Debt rises on home PE woman does not live in

                              Minazana Mali in front of the disputed house. Picture: Eugene Coetzee

Mirriam Dyantyi stays in a shack while battling to clear up RDP house confusion

A Port Elizabeth woman is desperately searching for answers after she was slapped with a municipal bill running into hundreds of thousands of rands for a house in Motherwell which she believes she owns but is occupied by another family.

Mirriam Dyantyi, 51, has been struggling for the past 14 years to get the Nelson Mandela Bay Municipality not only to clear her name, but to ensure that the RDP house registered in her name is given to her.

The situation has escalated to the point that Dyantyi is unable to apply for credit because she is blacklisted, and she has been threatened with legal action by the city if she does not cough up the money owed.

Last month, her utility bill amounted to R287 837.

In May, she received a threatening letter from law firm McWilliams & Elliot Incorporated, acting on behalf of the municipality, telling her to make arrangements to pay up, or face legal action which could result in her losing furniture, vehicles or any fixed property.

Mirriam Dyantyi who is listed as the owner of the house and has received several bills for municipal services

She said she could not open a clothing account and every time she tried to reapply for an RDP house, she was told that she did not qualify as she was already a beneficiary.But Dyantyi, who has since moved to Jeffreys Bay and is living in a shack, said she has struggled to clear her name.

“I only became aware that I had a house in 2003 when I tried to open an account at a Foschini store.

“My application was not approved and a few days after that I received a call from the city treasury, telling me that I owe the municipality.

“I then investigated and discovered that I own the house at 61 Sadlunge Street, Motherwell,” Dyantyi said.

“When I followed up, I discovered that the house is occupied by Mzwanele Mali and family.”

Dyantyi said she reported the matter to the municipality’s housing board and was told on several occasions to come back another time.

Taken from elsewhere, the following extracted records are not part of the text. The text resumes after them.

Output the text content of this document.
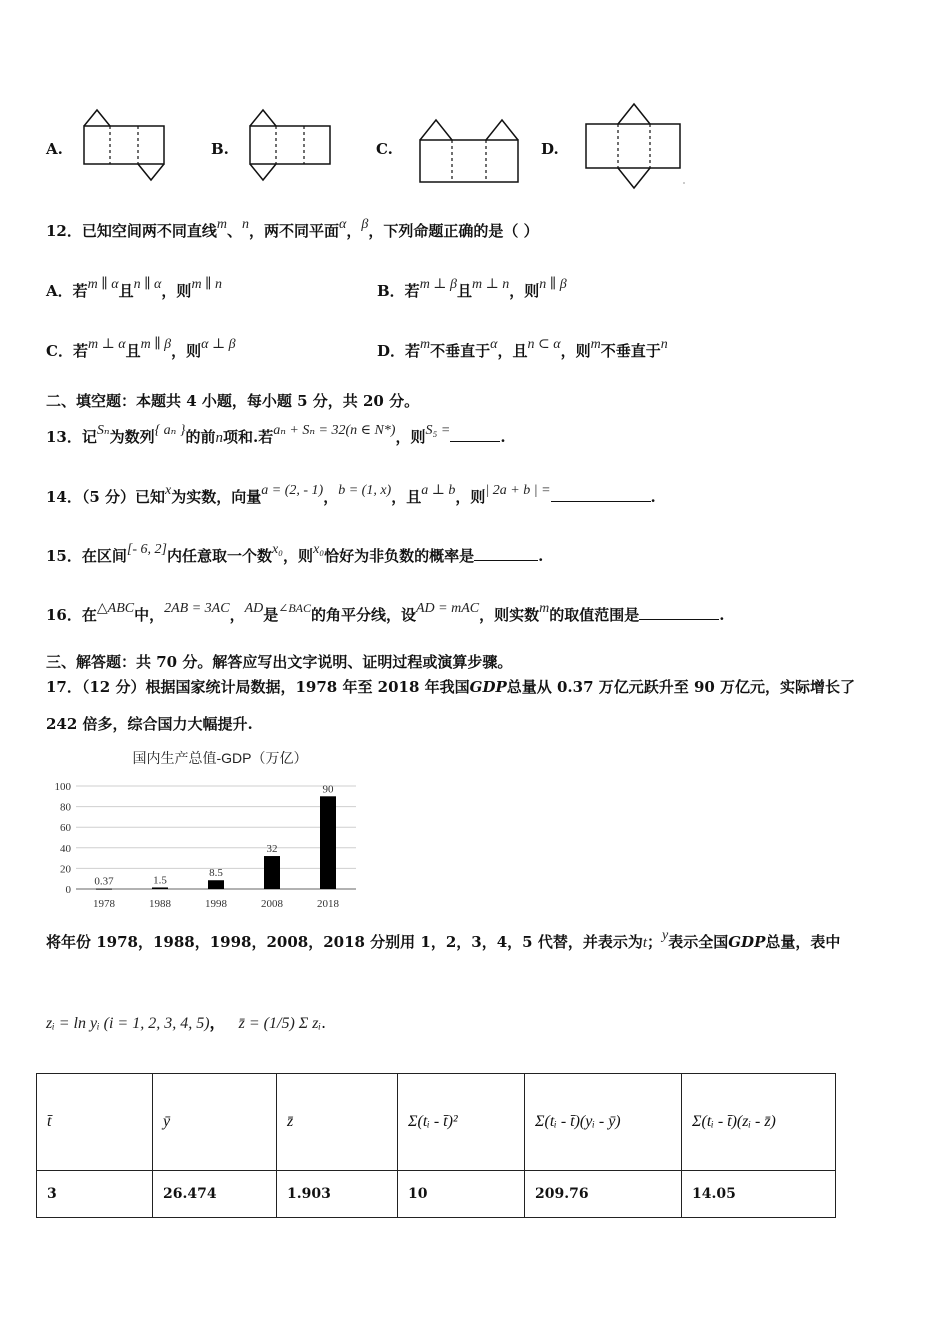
A.	B.	C.	D.
12．已知空间两不同直线m、n，两不同平面α，β，下列命题正确的是（ ）
A．若m ∥ α且n ∥ α，则m ∥ n	B．若m ⊥ β且m ⊥ n，则n ∥ β
C．若m ⊥ α且m ∥ β，则α ⊥ β	D．若m不垂直于α，且n ⊂ α，则m不垂直于n
二、填空题：本题共 4 小题，每小题 5 分，共 20 分。
13．记Sₙ为数列{ aₙ }的前n项和.若aₙ + Sₙ = 32(n ∈ N*)，则S₅ =	.
14．（5 分）已知x为实数，向量a = (2, - 1)，b = (1, x)，且a ⊥ b，则| 2a + b | =	.
15．在区间[- 6, 2]内任意取一个数x₀，则x₀恰好为非负数的概率是	.
16．在△ABC中，2AB = 3AC，AD是$^{\angle BAC}$的角平分线，设AD = mAC，则实数m的取值范围是	.
三、解答题：共 70 分。解答应写出文字说明、证明过程或演算步骤。
17．（12 分）根据国家统计局数据，1978 年至 2018 年我国GDP总量从 0.37 万亿元跃升至 90 万亿元，实际增长了
242 倍多，综合国力大幅提升.
国内生产总值-GDP（万亿）
0
20
40
60
80
100
0.37
1978
1.5
1988
8.5
1998
32
2008
90
2018
将年份 1978，1988，1998，2008，2018 分别用 1，2，3，4，5 代替，并表示为t；y表示全国GDP总量，表中
zᵢ = ln yᵢ (i = 1, 2, 3, 4, 5)， z̄ = (1/5) Σ zᵢ.
t̄	ȳ	z̄	Σ(tᵢ - t̄)²	Σ(tᵢ - t̄)(yᵢ - ȳ)	Σ(tᵢ - t̄)(zᵢ - z̄)
3	26.474	1.903	10	209.76	14.05
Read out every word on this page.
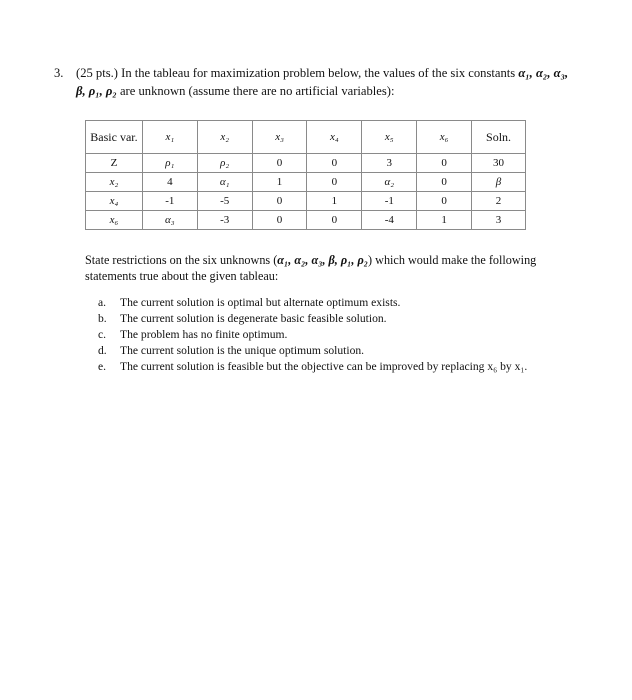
3. (25 pts.) In the tableau for maximization problem below, the values of the six constants α₁, α₂, α₃,
β, ρ₁, ρ₂ are unknown (assume there are no artificial variables):
Basic var.	x₁	x₂	x₃	x₄	x₅	x₆	Soln.
Z	ρ₁	ρ₂	0	0	3	0	30
x₂	4	α₁	1	0	α₂	0	β
x₄	-1	-5	0	1	-1	0	2
x₆	α₃	-3	0	0	-4	1	3
State restrictions on the six unknowns (α₁, α₂, α₃, β, ρ₁, ρ₂) which would make the following statements true about the given tableau:
a.	The current solution is optimal but alternate optimum exists.
b.	The current solution is degenerate basic feasible solution.
c.	The problem has no finite optimum.
d.	The current solution is the unique optimum solution.
e.	The current solution is feasible but the objective can be improved by replacing x₆ by x₁.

“I was then told that I had sold the house and I must not come back to the municipality again.

“I was contacted by the Mali family’s lawyer to say they were buying the house from me, but I told them that I was not selling,” she said.

“My heart is very sore because people are occupying my house while I live in a shack, and I cannot reapply for a house because I am regarded as someone who already has a house.”

The occupants said they took over the plot before the house was built in 2001 with the approval of the ward councillor at the time.

“We first noticed the problem when the site that we took had to be converted over to the new owners. That is when the name of Dyantyi first appeared,” Mzwanele’s family member, Minazana Mali, said.

“I then went to the municipality to find a way forward and they said they tried to find this lady [Dyantyi], but after six years they told us they could not find her.

“That is when they gave us the service connection, six years after the house was built.”

The municipality said it was still trying to establish the facts around Dyantyi’s case.

Municipal spokesman Mthubanzi Mniki said: “The issue of Mirriam Dyantyi is currently being attended to between the municipality and the provincial human settlements department as the building, administration of title deeds and house subsidy was handled between [Bhisho] and a private developer.”

Mniki said the metro was also in the process of transferring the account into the name of the current occupants of the house.